Hi everyone,
I am investigating a problem that seems to be related between a mismatch between tensorflow and cudatoolkit installed via conda. I was trying to run the code from the simcl official repository. I installed a tensorflow using a conda environment created following the official documentation. When I tried to run a training as specified here in the pretraining session using a Single GPU configuration, I started to see a JIT Compilation error and a failure related to libdevice not being found, as we can see below:
error: Can't find libdevice directory ${CUDA_DIR}/nvvm/libdevice
error: Can't find libdevice directory ${CUDA_DIR}/nvvm/libdevice
error: Can't find libdevice directory ${CUDA_DIR}/nvvm/libdevice
error: Can't find libdevice directory ${CUDA_DIR}/nvvm/libdevice
error: Can't find libdevice directory ${CUDA_DIR}/nvvm/libdevice
error: Can't find libdevice directory ${CUDA_DIR}/nvvm/libdevice
error: Can't find libdevice directory ${CUDA_DIR}/nvvm/libdevice
error: Can't find libdevice directory ${CUDA_DIR}/nvvm/libdevice
error: Can't find libdevice directory ${CUDA_DIR}/nvvm/libdevice
error: Can't find libdevice directory ${CUDA_DIR}/nvvm/libdevice
error: Can't find libdevice directory ${CUDA_DIR}/nvvm/libdevice
error: Can't find libdevice directory ${CUDA_DIR}/nvvm/libdevice
Traceback (most recent call last):
File "/home/matheus/development/simclr/tf2/run.py", line 671, in <module>
app.run(main)
File "/home/matheus/miniconda3/envs/simclr/lib/python3.9/site-packages/absl/app.py", line 312, in run
_run_main(main, args)
File "/home/matheus/miniconda3/envs/simclr/lib/python3.9/site-packages/absl/app.py", line 258, in _run_main
sys.exit(main(argv))
File "/home/matheus/development/simclr/tf2/run.py", line 647, in main
train_multiple_steps(iterator)
File "/home/matheus/miniconda3/envs/simclr/lib/python3.9/site-packages/tensorflow/python/util/traceback_utils.py", line 153, in error_handler
raise e.with_traceback(filtered_tb) from None
File "/home/matheus/miniconda3/envs/simclr/lib/python3.9/site-packages/tensorflow/python/eager/execute.py", line 54, in quick_execute
tensors = pywrap_tfe.TFE_Py_Execute(ctx._handle, device_name, op_name,
tensorflow.python.framework.errors_impl.UnknownError: Graph execution error:
Detected at node 'mod' defined at (most recent call last):
File "/home/matheus/miniconda3/envs/simclr/lib/python3.9/threading.py", line 930, in _bootstrap
self._bootstrap_inner()
File "/home/matheus/miniconda3/envs/simclr/lib/python3.9/threading.py", line 973, in _bootstrap_inner
self.run()
File "/home/matheus/development/simclr/tf2/run.py", line 572, in single_step
should_record = tf.equal((optimizer.iterations + 1) % steps_per_loop, 0)
Node: 'mod'
Detected at node 'mod' defined at (most recent call last):
File "/home/matheus/miniconda3/envs/simclr/lib/python3.9/threading.py", line 930, in _bootstrap
self._bootstrap_inner()
File "/home/matheus/miniconda3/envs/simclr/lib/python3.9/threading.py", line 973, in _bootstrap_inner
self.run()
File "/home/matheus/development/simclr/tf2/run.py", line 572, in single_step
should_record = tf.equal((optimizer.iterations + 1) % steps_per_loop, 0)
Node: 'mod'
2 root error(s) found.
(0) UNKNOWN: JIT compilation failed.
[[{{node mod}}]]
[[Func/while/body/_1/image/write_summary/summary_cond/then/_894/input/_907/_26]]

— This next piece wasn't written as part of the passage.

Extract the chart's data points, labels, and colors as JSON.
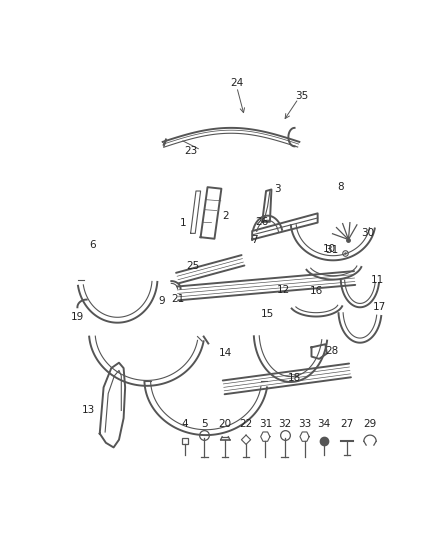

(1) UNKNOWN: JIT compilation failed.
[[{{node mod}}]]
0 successful operations.
0 derived errors ignored. [Op:__inference_train_multiple_steps_17859]
After a lot of back and forth, it looks like the problem is with the conda package of cuda toolkit. It looks like tensorflow looks for a tool called libdevice in the directory ${CUDA_DIR}/nvvm/libdevice
, as we can see here. The main problem is that tensorflow seems look for cuda at /usr/local/cuda
according to this file.
If that is true, how tensorflow is able to look at cudatoolkit installed using conda since the binaries are stored in a different path, like ~/miniconda/envs/{my_env}/lib
?
Also, I was taking a look at the conda-forge cudatoolkit repository and found something interesting. Looks like the package copies the file /nvvm/libdevice
directly into the lib folder of cudatoolkit and tensorflow is not able to find it later because it does not keep the folder structure. Does that make sense?
I am interested in contribute to a solution for this issue with a PR if it is the case.
Appreciate any help here.